Although our method achieves better performance than compared methods, this method has several limitations. Firstly, our method is based on the structure of VAE, including decoder and encoder. This results in a larger number of parameters in this method compared with other methods. Secondly, this method assigns the same weight for two modalities.Future works should propose an algorithm to adaptively assign weights for different modalities based on the amount of the information they supply. Thirdly, other physiological signals have also been studied to estimate emotion states,including electromyogram signals (EMG) [42], electrocardiograms (ECG) [52], and galvanic skin responses (GSR) [53].Thus, future studies should consider employing more multimodal recordings, in combination with improvement of this method, to further improve the performance of emotion recognition. Finally, since this study is more concerned with improving the accuracy rate under the conditions of EEG practical usage, we do not further discuss the computational complexity.

Fig. 6. The sensitivity analysis of hyper-parameters.

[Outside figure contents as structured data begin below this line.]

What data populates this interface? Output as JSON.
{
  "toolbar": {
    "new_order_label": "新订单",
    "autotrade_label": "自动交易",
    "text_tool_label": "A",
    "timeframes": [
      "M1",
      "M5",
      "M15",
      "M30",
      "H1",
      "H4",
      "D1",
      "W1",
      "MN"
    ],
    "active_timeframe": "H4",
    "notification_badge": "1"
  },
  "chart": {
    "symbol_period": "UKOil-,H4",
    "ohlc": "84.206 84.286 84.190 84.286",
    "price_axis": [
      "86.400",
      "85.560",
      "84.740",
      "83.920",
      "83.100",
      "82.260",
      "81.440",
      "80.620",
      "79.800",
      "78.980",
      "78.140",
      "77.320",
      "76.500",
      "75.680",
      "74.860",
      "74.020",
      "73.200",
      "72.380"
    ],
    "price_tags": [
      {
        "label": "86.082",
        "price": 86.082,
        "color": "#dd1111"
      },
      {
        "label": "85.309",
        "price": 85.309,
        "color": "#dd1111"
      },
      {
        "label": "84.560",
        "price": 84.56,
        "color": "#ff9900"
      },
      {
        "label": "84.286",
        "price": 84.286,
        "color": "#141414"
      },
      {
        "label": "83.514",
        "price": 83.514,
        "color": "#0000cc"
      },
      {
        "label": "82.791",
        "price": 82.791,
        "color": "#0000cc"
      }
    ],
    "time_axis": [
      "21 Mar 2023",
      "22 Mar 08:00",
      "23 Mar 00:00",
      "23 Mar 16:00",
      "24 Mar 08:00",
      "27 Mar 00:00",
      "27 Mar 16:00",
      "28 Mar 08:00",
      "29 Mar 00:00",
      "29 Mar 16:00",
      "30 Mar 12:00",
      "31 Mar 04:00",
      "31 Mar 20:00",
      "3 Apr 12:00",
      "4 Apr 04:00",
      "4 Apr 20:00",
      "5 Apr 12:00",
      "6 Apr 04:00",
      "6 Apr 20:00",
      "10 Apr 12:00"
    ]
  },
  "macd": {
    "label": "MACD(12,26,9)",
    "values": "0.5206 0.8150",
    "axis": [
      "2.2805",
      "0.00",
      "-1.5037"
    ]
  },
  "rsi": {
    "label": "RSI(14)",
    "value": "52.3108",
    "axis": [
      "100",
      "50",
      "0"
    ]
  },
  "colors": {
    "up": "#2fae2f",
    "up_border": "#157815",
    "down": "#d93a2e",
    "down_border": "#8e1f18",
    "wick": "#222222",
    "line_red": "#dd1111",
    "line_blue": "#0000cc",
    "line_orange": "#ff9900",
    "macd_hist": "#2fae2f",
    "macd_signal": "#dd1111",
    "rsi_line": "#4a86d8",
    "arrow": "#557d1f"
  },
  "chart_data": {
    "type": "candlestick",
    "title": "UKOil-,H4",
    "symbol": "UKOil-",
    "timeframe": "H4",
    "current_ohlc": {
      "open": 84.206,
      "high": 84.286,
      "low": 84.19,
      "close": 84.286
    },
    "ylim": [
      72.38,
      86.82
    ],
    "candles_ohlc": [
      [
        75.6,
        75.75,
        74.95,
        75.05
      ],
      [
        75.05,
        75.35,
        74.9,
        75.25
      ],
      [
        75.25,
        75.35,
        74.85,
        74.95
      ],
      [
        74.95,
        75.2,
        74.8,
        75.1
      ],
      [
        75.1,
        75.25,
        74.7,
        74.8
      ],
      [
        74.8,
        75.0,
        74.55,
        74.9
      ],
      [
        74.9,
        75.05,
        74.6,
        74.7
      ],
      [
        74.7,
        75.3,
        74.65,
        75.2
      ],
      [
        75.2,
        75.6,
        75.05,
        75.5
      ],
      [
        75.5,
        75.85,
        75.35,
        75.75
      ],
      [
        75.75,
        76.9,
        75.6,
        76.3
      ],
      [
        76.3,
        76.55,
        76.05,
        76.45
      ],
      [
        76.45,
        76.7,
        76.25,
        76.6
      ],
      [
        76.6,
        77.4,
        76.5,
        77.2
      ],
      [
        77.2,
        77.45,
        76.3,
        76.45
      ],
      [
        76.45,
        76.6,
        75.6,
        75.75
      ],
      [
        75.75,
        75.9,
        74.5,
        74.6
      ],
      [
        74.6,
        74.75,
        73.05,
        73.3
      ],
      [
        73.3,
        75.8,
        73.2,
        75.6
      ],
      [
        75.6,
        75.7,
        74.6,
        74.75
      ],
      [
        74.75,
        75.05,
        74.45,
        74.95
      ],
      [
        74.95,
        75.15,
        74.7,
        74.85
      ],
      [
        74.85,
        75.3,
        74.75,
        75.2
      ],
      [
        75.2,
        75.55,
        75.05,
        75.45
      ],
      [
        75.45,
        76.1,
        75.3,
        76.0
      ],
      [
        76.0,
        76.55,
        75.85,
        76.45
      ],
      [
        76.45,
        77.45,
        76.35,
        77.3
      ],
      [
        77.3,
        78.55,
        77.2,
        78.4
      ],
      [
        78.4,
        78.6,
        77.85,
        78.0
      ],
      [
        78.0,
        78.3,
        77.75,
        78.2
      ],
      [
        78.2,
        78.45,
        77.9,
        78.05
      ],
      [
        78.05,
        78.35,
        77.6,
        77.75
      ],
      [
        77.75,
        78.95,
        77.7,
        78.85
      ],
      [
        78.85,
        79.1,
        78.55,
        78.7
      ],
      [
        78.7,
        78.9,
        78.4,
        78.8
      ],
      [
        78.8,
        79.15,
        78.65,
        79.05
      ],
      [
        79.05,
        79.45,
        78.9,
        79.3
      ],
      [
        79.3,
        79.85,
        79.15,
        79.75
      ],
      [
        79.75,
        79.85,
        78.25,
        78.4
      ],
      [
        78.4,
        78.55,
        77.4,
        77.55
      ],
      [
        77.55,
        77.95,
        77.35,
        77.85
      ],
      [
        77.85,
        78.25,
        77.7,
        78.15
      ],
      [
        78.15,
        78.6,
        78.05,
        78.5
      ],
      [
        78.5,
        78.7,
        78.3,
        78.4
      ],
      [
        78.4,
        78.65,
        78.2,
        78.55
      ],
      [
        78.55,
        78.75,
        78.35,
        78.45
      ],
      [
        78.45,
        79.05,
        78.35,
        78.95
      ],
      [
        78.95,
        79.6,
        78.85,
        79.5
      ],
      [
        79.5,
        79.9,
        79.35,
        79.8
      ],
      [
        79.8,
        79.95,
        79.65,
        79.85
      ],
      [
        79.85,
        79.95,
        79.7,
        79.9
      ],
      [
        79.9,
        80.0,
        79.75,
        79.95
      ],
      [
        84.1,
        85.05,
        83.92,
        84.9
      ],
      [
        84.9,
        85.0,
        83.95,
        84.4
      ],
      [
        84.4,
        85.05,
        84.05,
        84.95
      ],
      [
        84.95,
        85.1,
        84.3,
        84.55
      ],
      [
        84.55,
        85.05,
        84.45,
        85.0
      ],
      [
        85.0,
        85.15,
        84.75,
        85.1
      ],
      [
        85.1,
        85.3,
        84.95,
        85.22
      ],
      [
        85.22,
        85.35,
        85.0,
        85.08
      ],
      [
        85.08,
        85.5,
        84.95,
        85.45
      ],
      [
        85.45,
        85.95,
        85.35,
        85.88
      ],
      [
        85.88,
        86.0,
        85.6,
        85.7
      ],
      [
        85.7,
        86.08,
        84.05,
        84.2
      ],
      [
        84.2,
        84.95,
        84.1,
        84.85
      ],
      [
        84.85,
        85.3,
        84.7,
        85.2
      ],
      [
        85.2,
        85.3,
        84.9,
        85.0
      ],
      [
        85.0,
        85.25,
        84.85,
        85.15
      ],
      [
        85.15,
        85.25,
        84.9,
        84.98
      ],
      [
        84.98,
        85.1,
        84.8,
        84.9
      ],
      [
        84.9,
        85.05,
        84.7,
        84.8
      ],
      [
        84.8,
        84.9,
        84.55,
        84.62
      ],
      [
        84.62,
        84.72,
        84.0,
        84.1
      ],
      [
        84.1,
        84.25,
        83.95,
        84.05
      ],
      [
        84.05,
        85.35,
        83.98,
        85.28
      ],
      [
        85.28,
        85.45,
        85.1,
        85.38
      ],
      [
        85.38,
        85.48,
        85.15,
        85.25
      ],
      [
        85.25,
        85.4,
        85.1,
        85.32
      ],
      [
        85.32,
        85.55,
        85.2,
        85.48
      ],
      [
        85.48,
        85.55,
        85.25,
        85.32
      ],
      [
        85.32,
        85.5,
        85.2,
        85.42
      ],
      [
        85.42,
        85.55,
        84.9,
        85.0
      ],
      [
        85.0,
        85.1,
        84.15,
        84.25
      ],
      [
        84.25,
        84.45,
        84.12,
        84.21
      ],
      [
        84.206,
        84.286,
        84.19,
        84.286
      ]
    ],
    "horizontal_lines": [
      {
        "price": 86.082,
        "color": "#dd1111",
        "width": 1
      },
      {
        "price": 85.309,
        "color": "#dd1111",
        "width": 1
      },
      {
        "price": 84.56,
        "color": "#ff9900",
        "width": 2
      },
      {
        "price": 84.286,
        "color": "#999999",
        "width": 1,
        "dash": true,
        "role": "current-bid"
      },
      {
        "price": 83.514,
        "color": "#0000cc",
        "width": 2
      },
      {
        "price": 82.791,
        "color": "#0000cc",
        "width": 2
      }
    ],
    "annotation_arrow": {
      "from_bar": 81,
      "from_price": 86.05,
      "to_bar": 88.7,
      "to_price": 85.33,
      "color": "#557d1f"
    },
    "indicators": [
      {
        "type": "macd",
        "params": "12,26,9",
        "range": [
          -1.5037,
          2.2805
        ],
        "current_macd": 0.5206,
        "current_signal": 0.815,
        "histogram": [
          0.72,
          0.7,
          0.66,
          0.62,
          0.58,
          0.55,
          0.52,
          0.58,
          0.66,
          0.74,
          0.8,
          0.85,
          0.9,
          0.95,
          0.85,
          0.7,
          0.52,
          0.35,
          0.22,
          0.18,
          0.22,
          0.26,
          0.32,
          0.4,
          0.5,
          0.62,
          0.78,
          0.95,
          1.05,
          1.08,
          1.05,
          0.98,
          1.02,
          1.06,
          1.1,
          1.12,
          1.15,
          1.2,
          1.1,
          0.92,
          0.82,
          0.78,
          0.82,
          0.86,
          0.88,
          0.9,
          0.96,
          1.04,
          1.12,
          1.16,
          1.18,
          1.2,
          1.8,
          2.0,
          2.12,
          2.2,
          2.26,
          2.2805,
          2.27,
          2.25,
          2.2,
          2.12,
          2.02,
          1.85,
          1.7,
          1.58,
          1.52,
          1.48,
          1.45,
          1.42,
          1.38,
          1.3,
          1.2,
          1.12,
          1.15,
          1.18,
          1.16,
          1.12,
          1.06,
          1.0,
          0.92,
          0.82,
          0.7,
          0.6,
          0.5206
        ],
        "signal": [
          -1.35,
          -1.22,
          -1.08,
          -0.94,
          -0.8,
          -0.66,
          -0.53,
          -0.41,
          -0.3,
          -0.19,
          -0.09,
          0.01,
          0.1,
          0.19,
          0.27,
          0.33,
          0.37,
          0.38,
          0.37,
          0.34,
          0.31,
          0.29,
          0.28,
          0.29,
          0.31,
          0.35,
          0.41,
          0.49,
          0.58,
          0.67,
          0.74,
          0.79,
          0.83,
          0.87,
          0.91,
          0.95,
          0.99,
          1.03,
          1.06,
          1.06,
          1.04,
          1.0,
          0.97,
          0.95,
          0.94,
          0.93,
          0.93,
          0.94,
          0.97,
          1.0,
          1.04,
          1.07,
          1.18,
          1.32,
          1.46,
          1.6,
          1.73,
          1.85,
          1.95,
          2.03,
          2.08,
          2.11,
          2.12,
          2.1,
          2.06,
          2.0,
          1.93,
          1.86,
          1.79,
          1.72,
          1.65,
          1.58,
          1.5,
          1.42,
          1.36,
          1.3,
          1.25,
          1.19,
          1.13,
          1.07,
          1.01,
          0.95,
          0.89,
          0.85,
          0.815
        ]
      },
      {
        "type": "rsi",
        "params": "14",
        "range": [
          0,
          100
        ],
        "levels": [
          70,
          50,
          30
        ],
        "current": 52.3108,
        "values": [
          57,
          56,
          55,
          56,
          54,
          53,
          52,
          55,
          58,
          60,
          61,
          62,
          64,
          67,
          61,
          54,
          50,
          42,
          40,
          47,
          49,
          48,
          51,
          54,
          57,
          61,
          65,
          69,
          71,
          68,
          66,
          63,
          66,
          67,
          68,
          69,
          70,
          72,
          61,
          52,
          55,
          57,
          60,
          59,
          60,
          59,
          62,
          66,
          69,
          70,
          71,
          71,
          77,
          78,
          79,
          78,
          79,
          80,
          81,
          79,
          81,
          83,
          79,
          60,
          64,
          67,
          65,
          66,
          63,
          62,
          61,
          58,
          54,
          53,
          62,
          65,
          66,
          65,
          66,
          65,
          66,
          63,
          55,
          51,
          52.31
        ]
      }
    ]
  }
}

TABLE XV MEAN ACCURACY (%) FOR DIFFERENT ACCURACY CALCULATION MODE

VII. CONCLUSION

In this paper, we propose the MMDA-VAE method to achieve emotion recognition with small calibration samples.This method is based on the MVAE architecture, which ensures that the latent layer can extract the representation of modality fusion. We set up discriminators after the reconstruction layers of MVAE, and make the reconstruction data from the source and the target domains more confusing though adversarial learning. Also, we use the cycle-consistency constraint to convert the source domain and target domain data to each other during the reconstruction process. Our method can constrain the output space to narrow the modality gap and the domain gap, which helps the target subjects make use of the data of the other modalities and other sessions as much as possible. Indeed, the reconstructed structure leads to the increase of parameters. Our comprehensive experiments on two public datasets show the superior performance of the model. We also conducted some experiments with missing modalities. The results show that our MMDA-VAE can effectively deal with the difficulties in obtaining complete multi-modal data in practice. Our model provides a solution that overcomes the variability of data collected in different sessions and helps to reduce calibration time. This is a practical improvement in the field of emotion recognition based on EEG.